COP26: A Natureza e a “Cantiga do Bandido”?

 

A COP26, conferência organizada pela ONU e que terminou em Glasgow, definiu a questão da política climática global. De ora avante, os países ricos deverão adaptar-se e contribuir para a chamada “equidade climática”. Deste modo, os países mais desenvolvidos – mais ricos – devem financiar de forma consistente os mais pobres do globo, visando minorar o impacto das intempéries e secas crescentes, advindas das alterações climáticas.

 Ao longo dos tempos, muitas promessas foram feitas no sentido da entreajuda. No entanto, essas verbas nunca foram completamente cumpridas [as falhas nas remessas claudicaram em cerca de 20%, até 2020. Note-se que se falava de valores na ordem dos 100 biliões de dólares].

 Considera-se que o fracasso dessa ajuda comprometerá, a médio prazo, não só os países mais pobres, mas também os que apresentam alguma vulnerabilidade. Os impactos climáticos imprevisíveis são, evidentemente, os que devem prender a nossa atenção. A Natureza está zangada e pode, inesperadamente, mostrar a sua ira de forma irreversível. Manter o aquecimento abaixo de 1,5 ºC é o objetivo, para que não se hipoteque a vida na Terra.

 Os fundos de solidariedade não serão mais do que uma compensação dos países mais poluentes aos que sofrem com as consequências dessa poluição, a emissão de gases de efeito de estufa.
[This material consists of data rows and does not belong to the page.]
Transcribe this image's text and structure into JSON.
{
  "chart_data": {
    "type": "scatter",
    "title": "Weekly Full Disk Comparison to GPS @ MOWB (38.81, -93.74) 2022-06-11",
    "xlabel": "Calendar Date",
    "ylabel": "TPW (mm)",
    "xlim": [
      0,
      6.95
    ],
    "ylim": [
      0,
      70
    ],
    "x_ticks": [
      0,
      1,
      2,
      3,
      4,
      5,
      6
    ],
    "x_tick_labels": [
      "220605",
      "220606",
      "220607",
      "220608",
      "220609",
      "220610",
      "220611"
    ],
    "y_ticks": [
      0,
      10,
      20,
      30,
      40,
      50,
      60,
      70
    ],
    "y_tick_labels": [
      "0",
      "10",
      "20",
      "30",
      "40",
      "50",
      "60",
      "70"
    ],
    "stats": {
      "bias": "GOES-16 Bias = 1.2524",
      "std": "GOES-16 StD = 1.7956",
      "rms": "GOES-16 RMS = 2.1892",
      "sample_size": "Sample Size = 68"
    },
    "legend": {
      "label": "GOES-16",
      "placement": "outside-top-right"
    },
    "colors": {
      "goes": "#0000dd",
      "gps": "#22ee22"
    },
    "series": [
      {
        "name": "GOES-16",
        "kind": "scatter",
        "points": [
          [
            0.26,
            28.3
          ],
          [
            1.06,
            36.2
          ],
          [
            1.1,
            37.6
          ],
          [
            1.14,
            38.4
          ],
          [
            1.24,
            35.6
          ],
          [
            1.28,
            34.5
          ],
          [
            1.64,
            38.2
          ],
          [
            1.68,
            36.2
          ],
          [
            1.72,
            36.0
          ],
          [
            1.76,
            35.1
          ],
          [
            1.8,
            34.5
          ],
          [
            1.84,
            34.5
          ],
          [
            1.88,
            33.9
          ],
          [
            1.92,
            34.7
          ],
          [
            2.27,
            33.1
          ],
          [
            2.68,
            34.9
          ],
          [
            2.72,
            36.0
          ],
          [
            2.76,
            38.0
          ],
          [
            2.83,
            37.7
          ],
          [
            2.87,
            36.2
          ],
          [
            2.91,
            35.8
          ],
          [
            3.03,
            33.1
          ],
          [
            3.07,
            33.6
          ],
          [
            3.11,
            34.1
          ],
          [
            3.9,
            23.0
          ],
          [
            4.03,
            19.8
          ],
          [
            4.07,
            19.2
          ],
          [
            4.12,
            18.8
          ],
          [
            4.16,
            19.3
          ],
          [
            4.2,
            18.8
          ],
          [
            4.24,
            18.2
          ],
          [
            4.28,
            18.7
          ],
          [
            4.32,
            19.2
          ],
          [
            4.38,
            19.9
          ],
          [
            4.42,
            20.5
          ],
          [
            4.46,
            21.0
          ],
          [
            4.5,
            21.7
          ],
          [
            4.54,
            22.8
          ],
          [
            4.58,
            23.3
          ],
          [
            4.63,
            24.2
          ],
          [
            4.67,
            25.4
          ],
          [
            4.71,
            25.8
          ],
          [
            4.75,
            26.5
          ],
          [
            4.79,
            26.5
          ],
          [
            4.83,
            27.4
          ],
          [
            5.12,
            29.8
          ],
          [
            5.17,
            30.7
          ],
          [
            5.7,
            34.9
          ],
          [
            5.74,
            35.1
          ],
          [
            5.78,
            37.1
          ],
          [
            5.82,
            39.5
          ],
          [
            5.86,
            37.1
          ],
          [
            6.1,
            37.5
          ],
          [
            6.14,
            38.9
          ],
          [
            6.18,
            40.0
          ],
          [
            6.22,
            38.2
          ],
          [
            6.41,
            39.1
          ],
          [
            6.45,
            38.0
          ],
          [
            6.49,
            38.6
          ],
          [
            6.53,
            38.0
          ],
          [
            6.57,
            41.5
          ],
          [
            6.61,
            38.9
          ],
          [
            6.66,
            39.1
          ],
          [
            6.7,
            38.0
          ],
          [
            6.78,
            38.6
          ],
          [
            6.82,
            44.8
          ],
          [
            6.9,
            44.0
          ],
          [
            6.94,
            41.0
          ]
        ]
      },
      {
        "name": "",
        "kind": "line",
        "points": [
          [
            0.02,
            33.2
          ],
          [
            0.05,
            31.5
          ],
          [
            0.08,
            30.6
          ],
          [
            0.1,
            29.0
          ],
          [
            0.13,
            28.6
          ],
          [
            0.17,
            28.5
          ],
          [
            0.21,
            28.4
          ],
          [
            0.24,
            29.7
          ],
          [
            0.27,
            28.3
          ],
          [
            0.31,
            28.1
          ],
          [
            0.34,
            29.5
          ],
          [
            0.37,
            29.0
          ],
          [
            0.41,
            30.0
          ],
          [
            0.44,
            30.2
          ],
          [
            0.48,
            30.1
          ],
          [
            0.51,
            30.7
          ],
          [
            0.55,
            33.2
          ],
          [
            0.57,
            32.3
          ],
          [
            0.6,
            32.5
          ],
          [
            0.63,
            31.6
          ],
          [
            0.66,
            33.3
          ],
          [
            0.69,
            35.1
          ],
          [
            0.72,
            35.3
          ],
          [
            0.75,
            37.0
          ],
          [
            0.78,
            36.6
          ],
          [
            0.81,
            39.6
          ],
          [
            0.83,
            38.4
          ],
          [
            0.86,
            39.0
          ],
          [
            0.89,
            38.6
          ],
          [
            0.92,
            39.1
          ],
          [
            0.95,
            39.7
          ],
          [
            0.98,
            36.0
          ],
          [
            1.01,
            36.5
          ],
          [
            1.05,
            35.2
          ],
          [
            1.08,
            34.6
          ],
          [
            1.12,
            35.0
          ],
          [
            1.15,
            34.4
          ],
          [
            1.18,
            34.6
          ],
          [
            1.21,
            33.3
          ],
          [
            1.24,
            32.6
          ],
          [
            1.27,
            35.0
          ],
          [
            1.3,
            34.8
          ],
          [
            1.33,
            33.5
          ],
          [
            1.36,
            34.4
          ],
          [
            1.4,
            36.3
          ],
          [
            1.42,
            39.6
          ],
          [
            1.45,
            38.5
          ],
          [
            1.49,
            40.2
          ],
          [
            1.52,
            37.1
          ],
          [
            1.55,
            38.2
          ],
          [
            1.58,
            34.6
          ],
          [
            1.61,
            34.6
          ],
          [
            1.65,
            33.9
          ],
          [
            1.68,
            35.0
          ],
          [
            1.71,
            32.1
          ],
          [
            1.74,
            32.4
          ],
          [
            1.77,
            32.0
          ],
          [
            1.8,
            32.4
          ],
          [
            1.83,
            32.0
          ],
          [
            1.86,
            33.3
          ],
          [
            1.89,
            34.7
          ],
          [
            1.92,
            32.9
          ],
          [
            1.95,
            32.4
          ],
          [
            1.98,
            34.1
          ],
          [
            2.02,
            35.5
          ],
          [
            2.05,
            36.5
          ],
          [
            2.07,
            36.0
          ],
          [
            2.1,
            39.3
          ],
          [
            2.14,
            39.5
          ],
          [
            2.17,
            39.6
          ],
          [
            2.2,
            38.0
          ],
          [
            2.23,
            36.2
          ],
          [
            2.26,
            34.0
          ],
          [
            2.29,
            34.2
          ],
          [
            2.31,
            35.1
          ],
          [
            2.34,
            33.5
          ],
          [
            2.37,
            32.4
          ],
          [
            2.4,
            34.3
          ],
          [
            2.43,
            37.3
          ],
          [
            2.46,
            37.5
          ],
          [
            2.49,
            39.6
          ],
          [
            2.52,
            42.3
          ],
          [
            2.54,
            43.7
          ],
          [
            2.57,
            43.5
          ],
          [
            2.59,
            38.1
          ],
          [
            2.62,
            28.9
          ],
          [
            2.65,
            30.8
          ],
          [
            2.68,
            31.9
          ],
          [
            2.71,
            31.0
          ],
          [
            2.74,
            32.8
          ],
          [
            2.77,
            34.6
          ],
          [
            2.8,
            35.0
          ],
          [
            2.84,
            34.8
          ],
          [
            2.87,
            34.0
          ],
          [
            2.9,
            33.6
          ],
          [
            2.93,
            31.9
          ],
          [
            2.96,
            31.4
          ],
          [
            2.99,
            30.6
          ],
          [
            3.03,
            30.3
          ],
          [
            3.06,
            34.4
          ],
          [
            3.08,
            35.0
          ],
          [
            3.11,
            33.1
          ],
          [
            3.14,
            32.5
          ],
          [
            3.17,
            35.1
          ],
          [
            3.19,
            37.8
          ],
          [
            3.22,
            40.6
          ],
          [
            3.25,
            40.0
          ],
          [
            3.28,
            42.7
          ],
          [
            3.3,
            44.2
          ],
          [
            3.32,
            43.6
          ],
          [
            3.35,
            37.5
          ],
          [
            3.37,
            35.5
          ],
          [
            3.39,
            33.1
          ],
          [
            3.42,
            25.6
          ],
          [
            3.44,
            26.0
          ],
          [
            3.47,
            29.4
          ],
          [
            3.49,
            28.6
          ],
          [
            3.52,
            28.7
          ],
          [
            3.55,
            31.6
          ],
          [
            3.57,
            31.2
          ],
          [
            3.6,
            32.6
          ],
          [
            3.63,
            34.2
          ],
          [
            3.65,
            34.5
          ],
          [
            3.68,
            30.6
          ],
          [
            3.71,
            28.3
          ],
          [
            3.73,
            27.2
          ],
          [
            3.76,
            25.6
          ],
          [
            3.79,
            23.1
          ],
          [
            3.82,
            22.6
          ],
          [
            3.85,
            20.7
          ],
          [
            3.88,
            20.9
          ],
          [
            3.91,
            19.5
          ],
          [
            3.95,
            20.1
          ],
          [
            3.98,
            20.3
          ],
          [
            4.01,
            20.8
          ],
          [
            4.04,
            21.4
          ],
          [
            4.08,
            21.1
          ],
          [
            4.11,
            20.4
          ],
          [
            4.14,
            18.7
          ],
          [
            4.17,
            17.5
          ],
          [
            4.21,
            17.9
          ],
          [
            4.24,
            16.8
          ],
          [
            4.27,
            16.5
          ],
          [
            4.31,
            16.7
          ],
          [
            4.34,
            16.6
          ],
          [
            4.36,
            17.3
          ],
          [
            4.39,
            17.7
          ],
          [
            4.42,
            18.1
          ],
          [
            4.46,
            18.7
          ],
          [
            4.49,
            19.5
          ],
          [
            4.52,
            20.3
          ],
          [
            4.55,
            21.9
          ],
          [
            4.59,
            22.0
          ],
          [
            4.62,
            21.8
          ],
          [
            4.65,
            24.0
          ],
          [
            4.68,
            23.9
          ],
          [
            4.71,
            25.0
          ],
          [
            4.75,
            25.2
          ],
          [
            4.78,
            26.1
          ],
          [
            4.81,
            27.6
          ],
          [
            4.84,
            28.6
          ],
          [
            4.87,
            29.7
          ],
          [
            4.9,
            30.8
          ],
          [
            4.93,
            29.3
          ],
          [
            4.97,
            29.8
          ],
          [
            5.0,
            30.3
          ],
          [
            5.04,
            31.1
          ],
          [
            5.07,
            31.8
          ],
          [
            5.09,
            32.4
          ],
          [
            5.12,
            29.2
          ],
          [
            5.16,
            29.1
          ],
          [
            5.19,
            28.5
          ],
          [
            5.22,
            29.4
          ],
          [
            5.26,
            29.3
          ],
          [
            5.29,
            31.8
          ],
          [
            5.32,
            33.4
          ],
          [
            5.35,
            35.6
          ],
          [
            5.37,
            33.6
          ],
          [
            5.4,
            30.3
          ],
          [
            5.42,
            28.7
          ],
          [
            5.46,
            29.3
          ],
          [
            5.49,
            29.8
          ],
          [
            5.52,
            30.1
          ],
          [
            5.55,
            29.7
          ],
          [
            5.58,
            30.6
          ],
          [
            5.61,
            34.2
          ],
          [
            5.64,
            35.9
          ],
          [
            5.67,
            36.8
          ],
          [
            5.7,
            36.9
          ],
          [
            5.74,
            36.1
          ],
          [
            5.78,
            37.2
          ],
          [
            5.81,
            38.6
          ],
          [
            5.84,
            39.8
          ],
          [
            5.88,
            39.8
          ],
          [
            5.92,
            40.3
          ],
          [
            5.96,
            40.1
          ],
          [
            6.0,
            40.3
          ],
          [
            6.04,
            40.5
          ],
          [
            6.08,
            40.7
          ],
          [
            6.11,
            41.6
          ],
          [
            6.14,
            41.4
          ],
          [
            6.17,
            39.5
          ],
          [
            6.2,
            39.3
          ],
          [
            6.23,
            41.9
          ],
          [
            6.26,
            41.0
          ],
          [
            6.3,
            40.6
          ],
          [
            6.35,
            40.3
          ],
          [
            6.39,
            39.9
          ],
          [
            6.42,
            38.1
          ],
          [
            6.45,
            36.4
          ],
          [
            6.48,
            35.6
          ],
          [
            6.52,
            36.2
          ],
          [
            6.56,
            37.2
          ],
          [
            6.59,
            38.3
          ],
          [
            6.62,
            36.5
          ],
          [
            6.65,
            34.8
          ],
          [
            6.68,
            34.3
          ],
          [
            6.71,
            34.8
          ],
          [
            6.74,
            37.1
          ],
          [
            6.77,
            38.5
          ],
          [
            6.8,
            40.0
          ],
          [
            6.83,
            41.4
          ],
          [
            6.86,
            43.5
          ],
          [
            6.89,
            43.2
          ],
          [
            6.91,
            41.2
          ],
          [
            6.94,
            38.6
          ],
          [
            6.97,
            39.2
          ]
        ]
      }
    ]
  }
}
 Em 2015, em Paris, os mais ricos recusaram a sua cota-parte de responsabilidade. Todavia, seis anos volvidos, COP 26, ninguém pode negar essa responsabilidade.

 Muito embora seja uma tarefa árdua, sobretudo para os países menos influentes economicamente, o esforço tem de ser feito em conjunto através dos PAC, Planos de Ação Climática de cada país. Porém, sabemos que esses PAC são analisados por cada governo sob o ponto de vista de ganhos e de perdas para os respetivos OE. Assim, entre o deve e o haver, o que será mais vantajoso? Tratar dos prejuízos causados pelas sucessivas secas; aumento do nível das águas do mar; degelo; tornados e ciclones ou tentar, o mais rapidamente possível, prevenir, reduzindo as emissões de poluentes, por forma a cumprir a meta dos 1,5ºC?

 Esperemos que Glasgow, com a posição da Índia e de outros resistentes, não venha a representar o princípio de um fim anunciado.

 Tenhamos fé no sucesso da “Comissão de Diálogos”, ora saída da cimeira de Glasgow. Esperemos que “a cantiga do bandido” não seja uma serenata - e impostora por todos permitida - à Mãe Natureza. Por nós e pelos que virão.